As part of most institutions’ prudent lending practices, due diligence processes, and SBA program requirements, lenders obtain executed assignments of leases and rents from their borrowers. These agreements entitle lenders to any income derived from the CRE (from leases, rents, etc.) if the borrower defaults on the loan. However, what most lenders don’t know is what happens to the assigned rent if the borrower files for bankruptcy. A common misconception is that the assigned rent always becomes part of the bankruptcy estate to be distributed by the Trustee among the creditors. However, it is useful to know that the law typically favors those lenders who hold executed assignments of leases and rents.

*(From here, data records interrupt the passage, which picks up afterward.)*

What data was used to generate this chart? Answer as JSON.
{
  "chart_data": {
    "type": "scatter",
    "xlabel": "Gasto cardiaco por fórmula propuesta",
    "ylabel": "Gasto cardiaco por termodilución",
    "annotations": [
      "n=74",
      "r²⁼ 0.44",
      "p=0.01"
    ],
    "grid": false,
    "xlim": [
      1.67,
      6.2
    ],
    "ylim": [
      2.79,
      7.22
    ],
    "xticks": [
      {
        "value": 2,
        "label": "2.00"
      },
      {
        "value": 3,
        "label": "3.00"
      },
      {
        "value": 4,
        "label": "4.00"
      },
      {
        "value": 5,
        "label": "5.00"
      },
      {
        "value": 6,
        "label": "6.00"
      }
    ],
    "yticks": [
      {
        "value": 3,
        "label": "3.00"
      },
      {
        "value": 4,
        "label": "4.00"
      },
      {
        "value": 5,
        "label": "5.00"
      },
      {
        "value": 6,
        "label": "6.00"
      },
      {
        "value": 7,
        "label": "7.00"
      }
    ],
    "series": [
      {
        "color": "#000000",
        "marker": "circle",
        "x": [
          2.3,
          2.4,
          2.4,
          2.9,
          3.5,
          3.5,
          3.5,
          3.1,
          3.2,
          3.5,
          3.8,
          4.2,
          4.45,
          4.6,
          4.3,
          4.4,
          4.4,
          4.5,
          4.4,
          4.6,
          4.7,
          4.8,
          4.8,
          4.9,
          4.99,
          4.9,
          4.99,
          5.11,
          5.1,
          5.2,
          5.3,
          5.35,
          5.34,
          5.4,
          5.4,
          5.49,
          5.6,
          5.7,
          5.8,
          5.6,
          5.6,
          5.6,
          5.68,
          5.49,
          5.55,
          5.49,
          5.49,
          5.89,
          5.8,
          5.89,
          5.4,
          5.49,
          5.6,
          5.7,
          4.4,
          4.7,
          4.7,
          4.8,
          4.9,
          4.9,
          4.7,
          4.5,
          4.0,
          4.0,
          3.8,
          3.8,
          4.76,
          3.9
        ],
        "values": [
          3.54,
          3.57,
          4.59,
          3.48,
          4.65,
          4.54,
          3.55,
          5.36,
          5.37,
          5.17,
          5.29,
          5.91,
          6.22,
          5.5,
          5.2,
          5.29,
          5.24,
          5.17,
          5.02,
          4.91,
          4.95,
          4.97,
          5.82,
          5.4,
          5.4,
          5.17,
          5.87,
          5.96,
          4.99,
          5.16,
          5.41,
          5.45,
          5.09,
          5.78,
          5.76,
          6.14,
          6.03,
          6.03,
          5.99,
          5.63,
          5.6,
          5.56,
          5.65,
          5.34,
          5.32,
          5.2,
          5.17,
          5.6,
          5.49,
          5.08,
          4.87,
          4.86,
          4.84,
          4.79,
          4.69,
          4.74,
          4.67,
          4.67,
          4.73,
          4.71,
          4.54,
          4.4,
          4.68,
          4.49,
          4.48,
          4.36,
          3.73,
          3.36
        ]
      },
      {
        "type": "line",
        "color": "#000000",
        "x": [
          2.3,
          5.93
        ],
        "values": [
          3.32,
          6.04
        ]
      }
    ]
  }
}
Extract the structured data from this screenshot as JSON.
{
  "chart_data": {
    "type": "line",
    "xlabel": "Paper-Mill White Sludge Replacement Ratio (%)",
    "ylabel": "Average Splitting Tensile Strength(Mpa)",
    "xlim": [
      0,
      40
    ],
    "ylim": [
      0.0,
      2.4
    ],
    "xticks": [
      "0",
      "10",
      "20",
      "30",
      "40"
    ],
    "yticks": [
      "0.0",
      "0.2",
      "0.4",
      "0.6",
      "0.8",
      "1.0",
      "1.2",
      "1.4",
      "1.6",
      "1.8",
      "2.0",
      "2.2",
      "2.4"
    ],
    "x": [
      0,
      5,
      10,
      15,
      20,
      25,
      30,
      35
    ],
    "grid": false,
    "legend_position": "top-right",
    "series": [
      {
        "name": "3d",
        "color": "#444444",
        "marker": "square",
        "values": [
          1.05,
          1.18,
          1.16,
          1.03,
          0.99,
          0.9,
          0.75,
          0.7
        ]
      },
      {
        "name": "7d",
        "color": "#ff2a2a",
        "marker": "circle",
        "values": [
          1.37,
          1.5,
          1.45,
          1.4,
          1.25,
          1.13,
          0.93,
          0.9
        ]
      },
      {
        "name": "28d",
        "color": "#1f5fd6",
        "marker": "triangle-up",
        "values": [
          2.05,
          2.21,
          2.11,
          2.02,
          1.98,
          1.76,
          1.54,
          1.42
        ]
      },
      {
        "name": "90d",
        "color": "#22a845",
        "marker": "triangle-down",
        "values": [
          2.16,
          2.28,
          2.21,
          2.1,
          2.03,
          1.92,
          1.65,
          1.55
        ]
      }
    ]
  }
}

The law is well settled that an assignment of leases and rents is enforceable in bankruptcy proceedings. If, prior to loan disbursement, the lender has obtained an executed assignment of leases and rents, the lender may request that the bankruptcy court issue an order to enforce the assignment and have the bankruptcy Trustee (or another custodian) turn this money over to the lender. On many SBA 7(a) loans, the proceeds from a sale following foreclosure leaves the lender with a deficiency. As such, the rule followed by most courts is that the rents collected between adjudication and the sale under foreclosure proceedings belong to the lender – under a claim of deficiency – when the proceeds of the sale are insufficient to pay the mortgage indebtedness.

Another argument presented to the court in enforcing the assignment of rents is under a theory of conversion. Upon default, an assignment of rents and leases extinguishes a borrower’s right to collect the rent, in whole or in part, meaning that the lender acquires the right to collect lease payments from its borrowers’ tenants. Because SBA loan documents require an “event of default” to occur prior to any lender’s ability to enforce the assignment of rents, SBA lenders’ loan documents should always identify bankruptcy as an “event of default.” In other words, the assignment of leases and rents may take effect conditioned upon an event of default and, if default occurs, the rents are then assigned to the lender and – arguably – do not become part of the bankruptcy estate. Unfortunately, many lenders fail to explore this option and choose to do nothing until the borrower emerges from bankruptcy or receives a formal discharge.

It is important to keep in mind that these bankruptcy enforcement options may not apply to all situations because disputes and litigation are always fact-specific. Accordingly, it is important for any institution’s special assets group to confer with bankruptcy counsel to evaluate the circumstances and determine if enforcement of the assignment of leases and rents may be appropriate and warranted to prevent conversion of funds collected by the borrower or the bankruptcy Trustee.